At the Los Angeles Times today architecture critic Christopher Hawthorne has an interview with Elizabeth Diller of Diller Scofidio + Renfro, the firm behind the Museum of Modern Art’s controversial expansion plan.
In it, Ms. Diller defends the main source of controversy: her firm’s plan to demolish the 13-year-old American Folk Art Museum, which MoMA purchased in 2011 after the Folk Art museum moved to Lincoln Square due to financial issues. Ms. Diller said her firm had no conflict of interest in both evaluating whether the museum could be saved and designing a replacement for it. In fact, she seems to reason, those two factors are the reason why there was no bias.
We weren’t hired just to do one discrete thing, to make a judgment about what to do with the Folk Art building. We were hired to help MoMA with an expansion.
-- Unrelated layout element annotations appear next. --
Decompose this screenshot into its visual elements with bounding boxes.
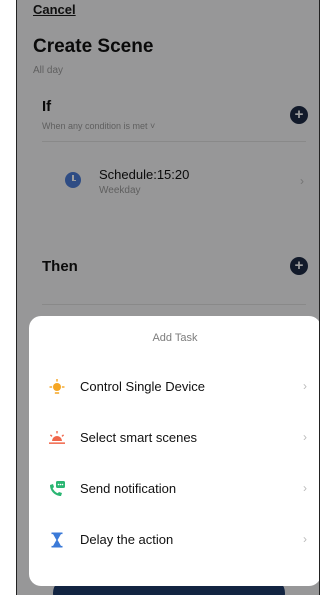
add-task-sheet: Add Task Control Single Device › Select …: [29, 316, 319, 586]
sheet-title: Add Task: [152, 332, 198, 344]
task-option-label: Delay the action: [80, 532, 174, 547]
task-option-send-notification[interactable]: Send notification ›: [29, 470, 319, 510]
task-option-smart-scenes[interactable]: Select smart scenes ›: [29, 419, 319, 459]
sunrise-icon: [48, 429, 66, 447]
chevron-right-icon: ›: [303, 379, 307, 393]
phone-screen: Cancel Create Scene All day If When any …: [16, 0, 320, 595]
chevron-right-icon: ›: [303, 532, 307, 546]
hourglass-icon: [48, 531, 66, 549]
task-option-label: Send notification: [80, 481, 177, 496]
task-option-delay-action[interactable]: Delay the action ›: [29, 521, 319, 561]
chevron-right-icon: ›: [303, 481, 307, 495]
chevron-right-icon: ›: [303, 430, 307, 444]
bulb-icon: [48, 378, 66, 396]
task-option-control-device[interactable]: Control Single Device ›: [29, 368, 319, 408]
task-option-label: Select smart scenes: [80, 430, 198, 445]
phone-message-icon: [48, 480, 66, 498]
task-option-label: Control Single Device: [80, 379, 206, 394]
And when we opened it up to a bigger scope, looking at how to make the museum work better, the project became much more complex, quite frankly. So I don’t know how to answer that question.
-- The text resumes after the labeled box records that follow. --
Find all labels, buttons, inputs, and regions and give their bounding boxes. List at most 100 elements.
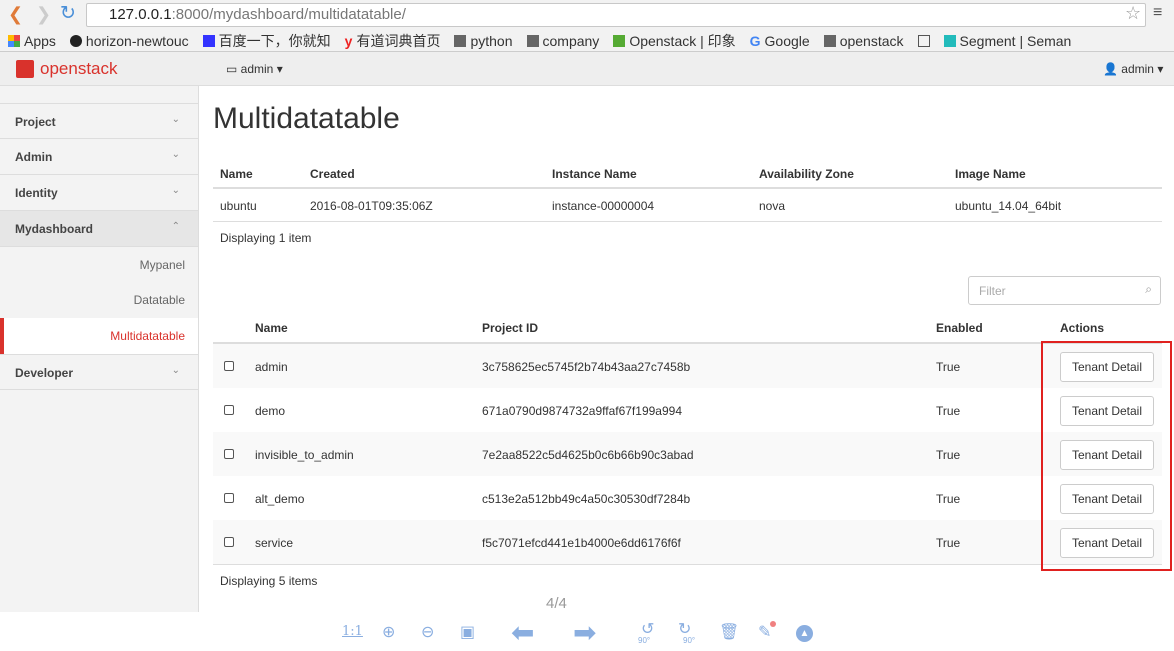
bookmark-openstack[interactable]: openstack xyxy=(823,33,904,49)
row-checkbox[interactable] xyxy=(224,493,234,503)
cell-name: ubuntu xyxy=(220,199,257,213)
bookmark-segment[interactable]: Segment | Seman xyxy=(943,32,1072,49)
slideshow-icon[interactable]: ▣ xyxy=(460,622,475,642)
sidebar-item-admin[interactable]: Admin ⌄ xyxy=(0,139,198,175)
apps-icon xyxy=(8,34,20,47)
bookmark-baidu[interactable]: 百度一下，你就知 xyxy=(202,31,331,51)
openstack-header: openstack ▭ admin ▾ 👤 admin ▾ xyxy=(0,52,1174,86)
sidebar-item-label: Admin xyxy=(15,150,53,164)
row-checkbox[interactable] xyxy=(224,361,234,371)
row-checkbox[interactable] xyxy=(224,449,234,459)
column-header: Project ID xyxy=(482,321,539,335)
logo-text[interactable]: openstack xyxy=(40,59,118,79)
sidebar-item-mydashboard[interactable]: Mydashboard ⌃ xyxy=(0,211,198,247)
bookmark-page[interactable] xyxy=(917,34,930,47)
row-checkbox[interactable] xyxy=(224,405,234,415)
column-header: Created xyxy=(310,167,355,181)
url-host: 127.0.0.1 xyxy=(109,6,172,23)
folder-icon xyxy=(526,34,539,47)
bookmark-python[interactable]: python xyxy=(454,32,513,49)
cell-enabled: True xyxy=(936,536,961,550)
sidebar-item-label: Identity xyxy=(15,186,58,200)
browser-toolbar: ❮ ❯ ↻ 127.0.0.1:8000/mydashboard/multida… xyxy=(0,0,1174,30)
previous-arrow-icon[interactable]: ⬅ xyxy=(511,616,534,649)
menu-icon[interactable]: ≡ xyxy=(1153,4,1162,22)
cell-name: admin xyxy=(255,360,288,374)
user-dropdown[interactable]: 👤 admin ▾ xyxy=(1103,62,1163,76)
project-label: admin xyxy=(240,62,274,76)
bookmark-label: python xyxy=(470,32,513,49)
openstack-logo-icon xyxy=(16,60,34,78)
column-header: Instance Name xyxy=(552,167,637,181)
project-dropdown[interactable]: ▭ admin ▾ xyxy=(226,62,283,76)
sidebar-subitem-mypanel[interactable]: Mypanel xyxy=(0,247,198,283)
bookmark-label: 有道词典首页 xyxy=(356,32,441,49)
bookmark-label: Segment | Seman xyxy=(959,32,1072,49)
cell-image: ubuntu_14.04_64bit xyxy=(955,199,1062,213)
page-icon xyxy=(917,34,930,47)
image-viewer-toolbar: 4/4 1:1 ⊕ ⊖ ▣ ⬅ ➡ ↺ 90° ↻ 90° 🗑 ✎ ▲ xyxy=(199,595,1174,651)
delete-icon[interactable]: 🗑 xyxy=(719,622,739,642)
search-icon[interactable]: ⌕ xyxy=(1145,282,1152,297)
segment-icon xyxy=(943,34,956,47)
filter-placeholder: Filter xyxy=(979,284,1006,298)
star-icon[interactable]: ☆ xyxy=(1125,3,1141,24)
divider xyxy=(213,564,1162,565)
bookmark-google[interactable]: G Google xyxy=(750,33,810,49)
github-icon xyxy=(69,34,82,47)
chevron-down-icon: ⌄ xyxy=(171,149,180,160)
cell-name: invisible_to_admin xyxy=(255,448,354,462)
bookmark-horizon[interactable]: horizon-newtouc xyxy=(69,32,189,49)
bookmark-company[interactable]: company xyxy=(526,33,599,49)
sidebar-subitem-datatable[interactable]: Datatable xyxy=(0,282,198,318)
scroll-up-icon[interactable]: ▲ xyxy=(796,625,813,642)
bookmark-evernote[interactable]: Openstack | 印象 xyxy=(613,31,736,51)
page-title: Multidatatable xyxy=(213,102,400,135)
next-arrow-icon[interactable]: ➡ xyxy=(573,616,596,649)
bookmark-apps[interactable]: Apps xyxy=(8,33,56,49)
actual-size-button[interactable]: 1:1 xyxy=(342,624,363,639)
sidebar-item-project[interactable]: Project ⌄ xyxy=(0,103,198,139)
sidebar-item-developer[interactable]: Developer ⌄ xyxy=(0,354,198,390)
sidebar-item-identity[interactable]: Identity ⌄ xyxy=(0,175,198,211)
bookmark-label: Google xyxy=(764,32,810,49)
table-footer: Displaying 5 items xyxy=(220,574,318,588)
sidebar-subitem-multidatatable[interactable]: Multidatatable xyxy=(0,318,198,354)
filter-input[interactable]: Filter ⌕ xyxy=(968,276,1161,305)
cell-created: 2016-08-01T09:35:06Z xyxy=(310,199,433,213)
user-icon: 👤 xyxy=(1103,62,1118,76)
zoom-in-icon[interactable]: ⊕ xyxy=(382,622,395,642)
column-header: Actions xyxy=(1060,321,1105,335)
highlight-box xyxy=(1041,341,1172,571)
sidebar-item-label: Project xyxy=(15,115,56,129)
forward-icon[interactable]: ❯ xyxy=(36,4,51,25)
column-header: Image Name xyxy=(955,167,1026,181)
cell-name: alt_demo xyxy=(255,492,305,506)
bookmark-label: 百度一下，你就知 xyxy=(218,32,331,49)
back-icon[interactable]: ❮ xyxy=(8,4,23,25)
cell-enabled: True xyxy=(936,404,961,418)
rotate-left-label: 90° xyxy=(638,636,651,645)
table-footer: Displaying 1 item xyxy=(220,231,312,245)
row-background xyxy=(213,388,1162,432)
cell-project-id: 3c758625ec5745f2b74b43aa27c7458b xyxy=(482,360,691,374)
chevron-up-icon: ⌃ xyxy=(171,221,180,232)
cell-enabled: True xyxy=(936,360,961,374)
cell-enabled: True xyxy=(936,492,961,506)
row-background xyxy=(213,520,1162,564)
row-checkbox[interactable] xyxy=(224,537,234,547)
cell-enabled: True xyxy=(936,448,961,462)
zoom-out-icon[interactable]: ⊖ xyxy=(421,622,434,642)
google-icon: G xyxy=(749,32,761,49)
bookmarks-bar: Apps horizon-newtouc 百度一下，你就知 y 有道词典首页 py… xyxy=(0,30,1174,52)
chevron-down-icon: ⌄ xyxy=(171,114,180,125)
address-bar[interactable]: 127.0.0.1:8000/mydashboard/multidatatabl… xyxy=(86,3,1146,27)
column-header: Enabled xyxy=(936,321,983,335)
column-header: Availability Zone xyxy=(759,167,854,181)
bookmark-label: horizon-newtouc xyxy=(85,32,189,49)
reload-icon[interactable]: ↻ xyxy=(60,2,76,25)
bookmark-youdao[interactable]: y 有道词典首页 xyxy=(345,31,441,51)
chevron-down-icon: ⌄ xyxy=(171,365,180,376)
cell-zone: nova xyxy=(759,199,786,213)
chevron-down-icon: ⌄ xyxy=(171,185,180,196)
Mr. Hawthorne asks if she’d be comfortable with one of her own firm’s buildings being demolished in similar circumstances. Ms. Diller says she would be but also doesn’t seem to think that such a thing would ever happen to one of her buildings, because:
We try to make buildings last long and be resilient, but also be not so idiosyncratic that they can’t change. I think the reason this [Folk Art] building was very difficult to transform into something else was its degree of idiosyncrasy. If we were to eliminate a lot of those idiosyncrasies, we could use it. But at a certain point it takes on another identity. The very people who are so emotional about the loss would be seeing a very, very compromised building, just to make it work.